Чтобы как-то убить время, я стал плести из пальмовых листьев большую конусообразную шляпу, что-то вроде зонтика, не забывая поглядывать по сторонам.

Часов около двух впереди и в стороне, справа, забелели буруны, там уже коралловые полипы выбрались на поверхность. Я заметил, что мой плот идет довольно быстро, вероятно, здесь, на мелководье, течение было сильнее. За бурунами показался риф, окруженный сверкающей пеной. Я стал рукой подгребать в его сторону. Напрасная трата сил – меня пронесло мимо, совсем недалеко от этого кусочка суши, да и сушей-то его назвать было нельзя, так как брызги волн перелетали через него. Все же меня так тянуло к нему, что я чуть было не бросился вплавь, да благоразумие взяло верх. Что бы я делал на нем? Уж здесь-то наверняка не проходят пути кораблей. Впереди оказались еще рифы, а слева вершины пальм. Они еле виднелись из воды. Нет, туда мне не добраться. А вот впереди что-то поменьше, правда без пальм.

Мне пришлось «рубить» мачту и с ее помощью швартоваться к «острову» под возмущенные крики морских птиц.

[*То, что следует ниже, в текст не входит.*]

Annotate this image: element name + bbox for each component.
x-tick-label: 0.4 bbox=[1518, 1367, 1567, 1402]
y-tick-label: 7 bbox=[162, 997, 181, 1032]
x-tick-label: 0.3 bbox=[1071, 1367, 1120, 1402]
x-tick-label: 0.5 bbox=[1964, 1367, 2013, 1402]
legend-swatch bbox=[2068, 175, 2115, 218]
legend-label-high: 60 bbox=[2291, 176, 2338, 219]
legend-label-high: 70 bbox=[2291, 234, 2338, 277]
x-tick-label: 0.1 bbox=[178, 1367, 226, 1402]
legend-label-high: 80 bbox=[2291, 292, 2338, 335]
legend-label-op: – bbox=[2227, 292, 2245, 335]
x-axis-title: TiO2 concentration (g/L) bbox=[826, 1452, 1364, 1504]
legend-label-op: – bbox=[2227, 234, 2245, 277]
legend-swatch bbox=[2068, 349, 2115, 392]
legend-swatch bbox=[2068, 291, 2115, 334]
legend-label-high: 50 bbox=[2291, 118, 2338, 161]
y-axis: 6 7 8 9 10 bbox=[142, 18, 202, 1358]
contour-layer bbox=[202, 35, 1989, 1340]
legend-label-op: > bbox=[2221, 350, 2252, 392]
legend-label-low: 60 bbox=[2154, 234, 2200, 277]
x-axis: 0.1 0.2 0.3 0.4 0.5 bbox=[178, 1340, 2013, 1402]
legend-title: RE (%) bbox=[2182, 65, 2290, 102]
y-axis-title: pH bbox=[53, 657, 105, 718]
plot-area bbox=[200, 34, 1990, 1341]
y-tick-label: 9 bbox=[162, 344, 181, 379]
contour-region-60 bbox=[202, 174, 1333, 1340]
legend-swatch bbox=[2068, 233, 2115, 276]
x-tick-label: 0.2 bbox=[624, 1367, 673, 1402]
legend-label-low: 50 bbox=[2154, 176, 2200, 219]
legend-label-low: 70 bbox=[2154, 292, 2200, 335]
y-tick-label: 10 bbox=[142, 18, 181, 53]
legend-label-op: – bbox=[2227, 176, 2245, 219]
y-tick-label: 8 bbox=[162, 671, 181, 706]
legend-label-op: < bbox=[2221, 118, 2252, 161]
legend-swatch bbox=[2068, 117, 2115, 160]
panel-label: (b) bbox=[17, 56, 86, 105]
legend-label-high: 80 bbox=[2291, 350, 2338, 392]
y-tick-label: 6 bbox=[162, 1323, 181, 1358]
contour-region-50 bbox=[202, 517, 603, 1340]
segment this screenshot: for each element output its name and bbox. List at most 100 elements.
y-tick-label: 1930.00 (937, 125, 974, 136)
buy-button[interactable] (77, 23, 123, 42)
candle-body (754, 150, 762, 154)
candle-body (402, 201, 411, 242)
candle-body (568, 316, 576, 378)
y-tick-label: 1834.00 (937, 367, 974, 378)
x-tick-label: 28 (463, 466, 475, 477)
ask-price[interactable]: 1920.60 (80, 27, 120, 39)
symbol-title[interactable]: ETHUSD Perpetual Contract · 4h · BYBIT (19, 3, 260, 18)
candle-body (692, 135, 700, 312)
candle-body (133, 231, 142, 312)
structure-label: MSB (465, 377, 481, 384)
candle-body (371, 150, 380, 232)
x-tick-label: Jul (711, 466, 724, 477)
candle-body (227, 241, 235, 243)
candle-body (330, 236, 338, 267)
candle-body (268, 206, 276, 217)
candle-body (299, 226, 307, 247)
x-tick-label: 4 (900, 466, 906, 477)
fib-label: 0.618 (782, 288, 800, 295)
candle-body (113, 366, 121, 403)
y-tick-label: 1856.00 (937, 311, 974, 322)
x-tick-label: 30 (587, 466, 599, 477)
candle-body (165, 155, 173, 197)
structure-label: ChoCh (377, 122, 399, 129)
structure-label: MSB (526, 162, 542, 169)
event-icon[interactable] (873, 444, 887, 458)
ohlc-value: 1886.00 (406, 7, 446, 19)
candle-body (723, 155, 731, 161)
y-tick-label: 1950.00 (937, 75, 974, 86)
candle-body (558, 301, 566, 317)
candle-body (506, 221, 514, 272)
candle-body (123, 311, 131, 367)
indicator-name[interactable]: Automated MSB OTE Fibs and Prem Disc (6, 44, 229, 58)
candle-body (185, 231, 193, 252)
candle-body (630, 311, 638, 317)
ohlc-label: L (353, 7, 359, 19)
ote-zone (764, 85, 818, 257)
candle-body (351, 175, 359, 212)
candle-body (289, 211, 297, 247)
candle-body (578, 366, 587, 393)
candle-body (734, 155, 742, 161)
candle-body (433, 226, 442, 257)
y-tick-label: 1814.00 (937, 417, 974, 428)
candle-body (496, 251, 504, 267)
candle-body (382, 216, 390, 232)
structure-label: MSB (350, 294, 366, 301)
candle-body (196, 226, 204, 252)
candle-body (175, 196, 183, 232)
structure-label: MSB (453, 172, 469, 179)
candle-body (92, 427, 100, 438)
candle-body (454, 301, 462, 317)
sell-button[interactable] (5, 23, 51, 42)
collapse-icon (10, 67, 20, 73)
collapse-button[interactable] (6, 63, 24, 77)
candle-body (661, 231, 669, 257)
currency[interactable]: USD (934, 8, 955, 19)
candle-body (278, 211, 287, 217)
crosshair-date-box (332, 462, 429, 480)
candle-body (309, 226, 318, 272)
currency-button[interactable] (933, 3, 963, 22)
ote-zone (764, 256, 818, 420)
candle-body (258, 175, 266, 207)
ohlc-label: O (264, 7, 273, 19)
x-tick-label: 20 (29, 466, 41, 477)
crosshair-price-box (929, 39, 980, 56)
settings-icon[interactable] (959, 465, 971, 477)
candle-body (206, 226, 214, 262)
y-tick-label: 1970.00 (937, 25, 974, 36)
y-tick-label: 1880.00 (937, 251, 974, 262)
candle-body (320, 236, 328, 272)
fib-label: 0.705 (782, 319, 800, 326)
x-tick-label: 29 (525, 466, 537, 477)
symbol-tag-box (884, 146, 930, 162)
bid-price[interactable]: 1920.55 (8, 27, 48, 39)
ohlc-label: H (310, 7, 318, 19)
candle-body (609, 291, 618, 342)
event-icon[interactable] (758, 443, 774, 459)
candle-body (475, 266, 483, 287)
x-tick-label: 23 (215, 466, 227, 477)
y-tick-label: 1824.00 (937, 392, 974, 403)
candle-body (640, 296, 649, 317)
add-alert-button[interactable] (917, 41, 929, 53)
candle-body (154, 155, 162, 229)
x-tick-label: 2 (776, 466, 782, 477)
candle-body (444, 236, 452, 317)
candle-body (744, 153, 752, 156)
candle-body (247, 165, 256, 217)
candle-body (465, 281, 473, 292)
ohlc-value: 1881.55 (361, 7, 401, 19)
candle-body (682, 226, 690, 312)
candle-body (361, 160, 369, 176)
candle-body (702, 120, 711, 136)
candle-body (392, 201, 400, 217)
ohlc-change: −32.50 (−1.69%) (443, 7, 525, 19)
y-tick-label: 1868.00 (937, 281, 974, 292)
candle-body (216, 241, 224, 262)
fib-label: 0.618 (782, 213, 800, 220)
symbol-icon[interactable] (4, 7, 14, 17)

С невообразимым гамом птицы носились на мной, будто предупреждая о серьезных последствиях, если я вздумаю высадиться. Но мог ли я пройти мимо? Ведь передо мной была настоящая твердая земля!..

Чем ближе я подходил к берегу, тем сильней поднимался переполох среди пернатых. Они стали пикировать на меня, стараясь долбануть клювом или ударить крылом. Среди нападающих были огромные серые чайки и фрегаты с оранжевыми ногами.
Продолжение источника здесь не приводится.